Pero llamar al boicot del turismo a Cuba, como apoyar abiertamente estas sanciones, es cruel e indefendible. Por eso deben inventar mensajes que edulcoren el crimen. Así, nos aseguran que los ingresos del turismo van a parar a GAESA, “una empresa militar –leemos- que controla el 70 por ciento de la economía” y “financia las operaciones de la Seguridad del Estado para reprimir las protestas pacíficas en Cuba”. Este “ente siniestro” tendría como aliados en el exterior –nos aseguran- a “las empresas españolas Meliá e Iberostar”, contra quienes va dirigida también esta campaña de boicot.
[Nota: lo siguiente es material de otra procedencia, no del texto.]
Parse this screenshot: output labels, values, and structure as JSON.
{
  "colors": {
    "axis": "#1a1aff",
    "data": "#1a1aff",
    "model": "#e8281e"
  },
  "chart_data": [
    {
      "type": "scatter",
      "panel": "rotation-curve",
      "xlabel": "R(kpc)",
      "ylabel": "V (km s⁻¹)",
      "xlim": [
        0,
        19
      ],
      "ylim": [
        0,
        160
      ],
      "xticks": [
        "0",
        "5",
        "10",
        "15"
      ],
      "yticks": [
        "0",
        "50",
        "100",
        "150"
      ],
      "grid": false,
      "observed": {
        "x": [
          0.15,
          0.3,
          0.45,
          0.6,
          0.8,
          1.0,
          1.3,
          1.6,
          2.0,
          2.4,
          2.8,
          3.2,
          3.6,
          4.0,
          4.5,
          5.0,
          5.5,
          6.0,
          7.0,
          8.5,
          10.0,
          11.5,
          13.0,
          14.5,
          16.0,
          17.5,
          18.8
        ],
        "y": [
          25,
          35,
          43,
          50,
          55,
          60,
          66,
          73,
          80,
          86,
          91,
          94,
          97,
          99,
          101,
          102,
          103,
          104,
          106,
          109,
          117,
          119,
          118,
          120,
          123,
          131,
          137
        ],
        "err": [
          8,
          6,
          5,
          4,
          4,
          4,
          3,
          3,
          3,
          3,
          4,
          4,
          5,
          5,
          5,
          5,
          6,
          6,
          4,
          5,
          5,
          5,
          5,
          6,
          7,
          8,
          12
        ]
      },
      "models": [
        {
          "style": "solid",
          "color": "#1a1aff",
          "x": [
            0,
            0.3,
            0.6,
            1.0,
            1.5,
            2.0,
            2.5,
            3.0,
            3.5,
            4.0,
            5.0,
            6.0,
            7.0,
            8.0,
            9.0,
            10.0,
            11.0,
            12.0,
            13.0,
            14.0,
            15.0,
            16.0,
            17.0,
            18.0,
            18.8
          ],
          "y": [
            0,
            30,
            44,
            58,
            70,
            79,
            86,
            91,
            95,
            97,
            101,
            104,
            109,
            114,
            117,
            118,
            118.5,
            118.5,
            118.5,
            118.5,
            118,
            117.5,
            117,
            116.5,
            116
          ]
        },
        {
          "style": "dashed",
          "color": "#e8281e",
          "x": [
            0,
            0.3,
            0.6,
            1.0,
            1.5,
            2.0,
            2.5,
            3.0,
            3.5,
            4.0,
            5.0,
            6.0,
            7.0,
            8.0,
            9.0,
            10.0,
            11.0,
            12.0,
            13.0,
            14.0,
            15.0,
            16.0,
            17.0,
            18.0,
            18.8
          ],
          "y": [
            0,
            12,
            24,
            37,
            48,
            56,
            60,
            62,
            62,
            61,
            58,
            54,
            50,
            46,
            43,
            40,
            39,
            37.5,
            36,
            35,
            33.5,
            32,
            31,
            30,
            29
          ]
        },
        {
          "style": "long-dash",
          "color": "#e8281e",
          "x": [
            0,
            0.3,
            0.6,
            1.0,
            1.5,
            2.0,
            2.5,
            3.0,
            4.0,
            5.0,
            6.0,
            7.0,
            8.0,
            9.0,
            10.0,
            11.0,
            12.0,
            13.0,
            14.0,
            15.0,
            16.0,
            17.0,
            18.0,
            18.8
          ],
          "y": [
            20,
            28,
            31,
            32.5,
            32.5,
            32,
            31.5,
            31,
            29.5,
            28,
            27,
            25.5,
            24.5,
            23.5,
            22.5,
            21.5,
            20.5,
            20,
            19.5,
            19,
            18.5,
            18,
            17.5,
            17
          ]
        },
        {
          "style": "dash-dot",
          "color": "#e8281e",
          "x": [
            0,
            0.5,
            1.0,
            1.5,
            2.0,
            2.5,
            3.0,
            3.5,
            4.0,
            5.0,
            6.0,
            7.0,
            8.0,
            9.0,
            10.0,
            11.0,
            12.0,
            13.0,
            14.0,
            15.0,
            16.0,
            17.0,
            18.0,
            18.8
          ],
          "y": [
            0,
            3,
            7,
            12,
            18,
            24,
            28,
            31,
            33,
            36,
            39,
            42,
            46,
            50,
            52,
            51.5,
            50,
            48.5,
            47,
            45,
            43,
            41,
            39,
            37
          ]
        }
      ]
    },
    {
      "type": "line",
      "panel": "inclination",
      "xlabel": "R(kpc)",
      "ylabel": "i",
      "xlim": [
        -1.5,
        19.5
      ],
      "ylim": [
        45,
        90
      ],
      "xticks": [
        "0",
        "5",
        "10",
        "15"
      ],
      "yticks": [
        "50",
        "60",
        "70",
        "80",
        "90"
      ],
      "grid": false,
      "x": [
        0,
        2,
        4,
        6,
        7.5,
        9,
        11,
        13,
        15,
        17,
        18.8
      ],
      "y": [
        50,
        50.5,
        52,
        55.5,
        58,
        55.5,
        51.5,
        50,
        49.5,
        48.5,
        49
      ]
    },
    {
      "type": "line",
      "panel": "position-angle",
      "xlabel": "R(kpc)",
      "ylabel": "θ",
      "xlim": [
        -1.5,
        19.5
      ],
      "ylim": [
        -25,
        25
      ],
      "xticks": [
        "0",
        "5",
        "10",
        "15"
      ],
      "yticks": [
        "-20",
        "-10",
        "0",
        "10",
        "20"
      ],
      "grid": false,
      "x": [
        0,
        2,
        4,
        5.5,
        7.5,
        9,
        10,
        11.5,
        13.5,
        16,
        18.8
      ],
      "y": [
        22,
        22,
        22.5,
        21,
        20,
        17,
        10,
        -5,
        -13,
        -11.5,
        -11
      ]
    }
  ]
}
Pero ¿qué es GAESA? Un holding de empresas del Estado cubano cuyos beneficios, como en toda economía de planificación socialista, no llegan a una élite de accionistas, sino al presupuesto público, el que sostiene la educación o la compra de alimentos para la canasta básica subvencionada. Ese es quid de la cuestión: que no llegue un dólar a ese presupuesto público.
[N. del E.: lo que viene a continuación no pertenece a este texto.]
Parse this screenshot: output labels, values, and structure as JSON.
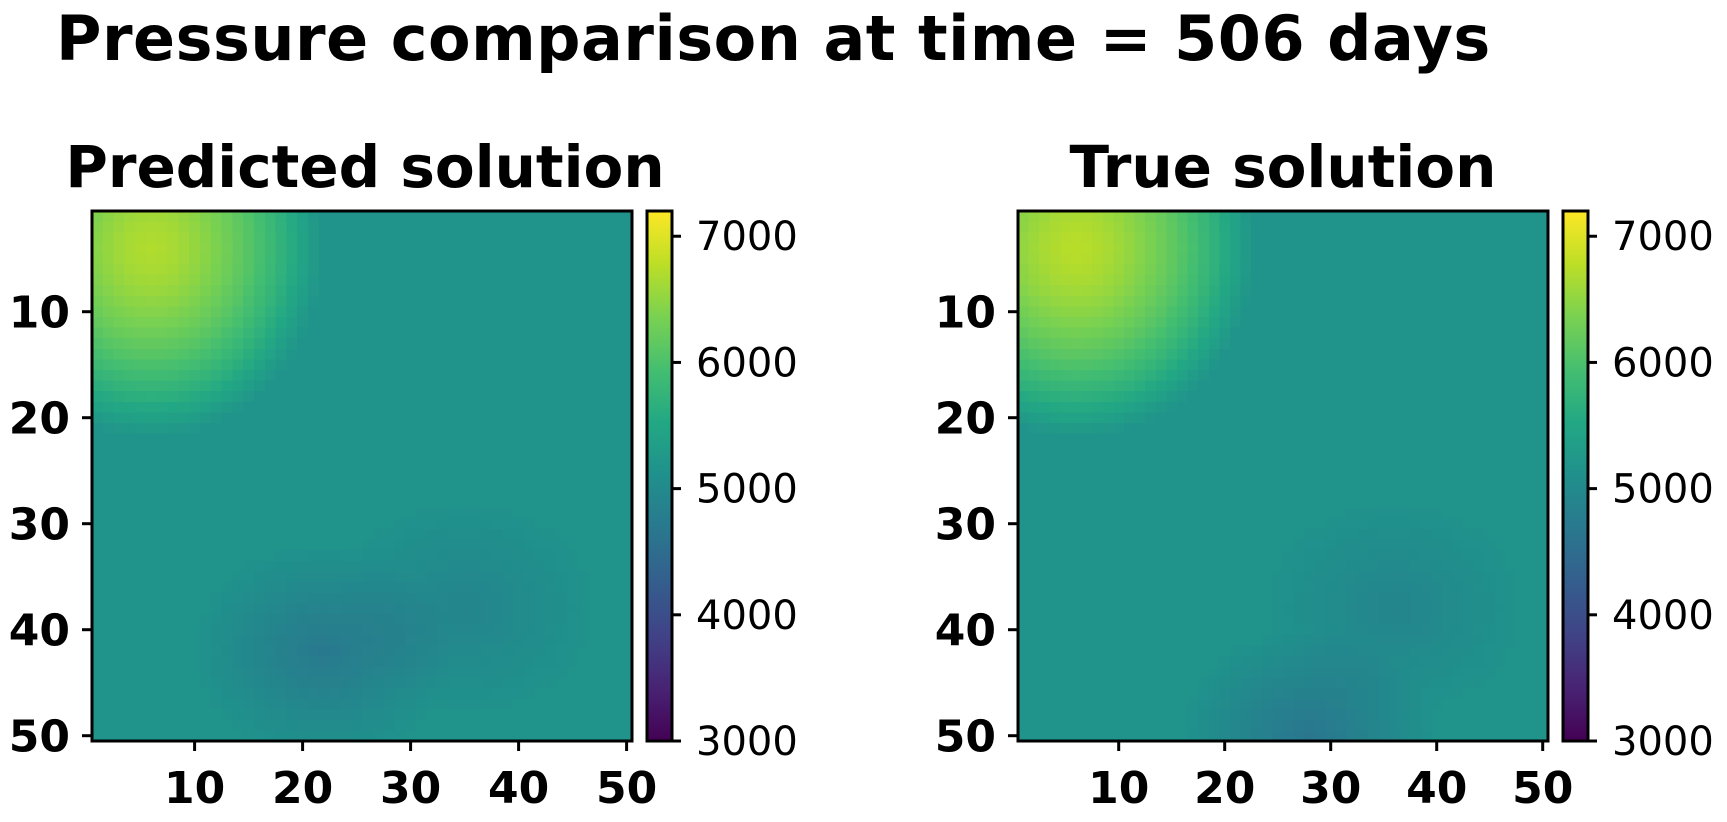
{
  "title": "Pressure comparison at time = 506 days",
  "colormap": "viridis",
  "chart_data": [
    {
      "type": "heatmap",
      "title": "Predicted solution",
      "grid_size": [
        50,
        50
      ],
      "x_ticks": [
        10,
        20,
        30,
        40,
        50
      ],
      "y_ticks": [
        10,
        20,
        30,
        40,
        50
      ],
      "colorbar": {
        "min": 3000,
        "max": 7200,
        "ticks": [
          3000,
          4000,
          5000,
          6000,
          7000
        ],
        "colormap": "viridis"
      },
      "field": {
        "base": 5150,
        "hotspot": {
          "center": [
            6,
            4
          ],
          "value": 6700,
          "region": "top-left",
          "extent_x": 16,
          "extent_y": 18
        },
        "lows": [
          {
            "center": [
              22,
              42
            ],
            "value": 4700
          },
          {
            "center": [
              35,
              38
            ],
            "value": 4900
          }
        ]
      }
    },
    {
      "type": "heatmap",
      "title": "True solution",
      "grid_size": [
        50,
        50
      ],
      "x_ticks": [
        10,
        20,
        30,
        40,
        50
      ],
      "y_ticks": [
        10,
        20,
        30,
        40,
        50
      ],
      "colorbar": {
        "min": 3000,
        "max": 7200,
        "ticks": [
          3000,
          4000,
          5000,
          6000,
          7000
        ],
        "colormap": "viridis"
      },
      "field": {
        "base": 5150,
        "hotspot": {
          "center": [
            6,
            4
          ],
          "value": 6750,
          "region": "top-left",
          "extent_x": 17,
          "extent_y": 18
        },
        "lows": [
          {
            "center": [
              28,
              50
            ],
            "value": 4650
          },
          {
            "center": [
              36,
              38
            ],
            "value": 4900
          }
        ]
      }
    }
  ]
}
Pero lo que llama la atención es que, desde esta facción fanatizada del “anticastrismo”, se ataque incluso a un diario como “El País”, por tener una “política editorial” amable hacia La Habana. ¿Amable? “El País” es el mayor espacio mediático de propaganda diaria contra la Revolución cubana en territorio español, y donde se aplica una censura férrea a toda voz que exprese simpatía hacia ella. El pasado marzo, entre tantos otros artículos venenosos, publicaba uno titulado “Cuba no es un parque de atracciones”, con el mismo mensaje de los boicoteadores de Madrid: “Cuando los turistas se alojan en hoteles en Cuba”, decía, “deberían saber que todos sus gastos van a las arcas de las Fuerzas Armadas Revolucionarias”. Inventos como este cuentan con un espacio de total impunidad, sin derecho a respuesta, en medios como “El País”.

En todo caso, hay algo que se llama sentido común. Y cualquier persona que no tenga el corazón comido por el odio sabe que, hoy, visitar Cuba significa ayudar a su economía y, por tanto, a que mejore sus condiciones de vida este pueblo injustamente castigado.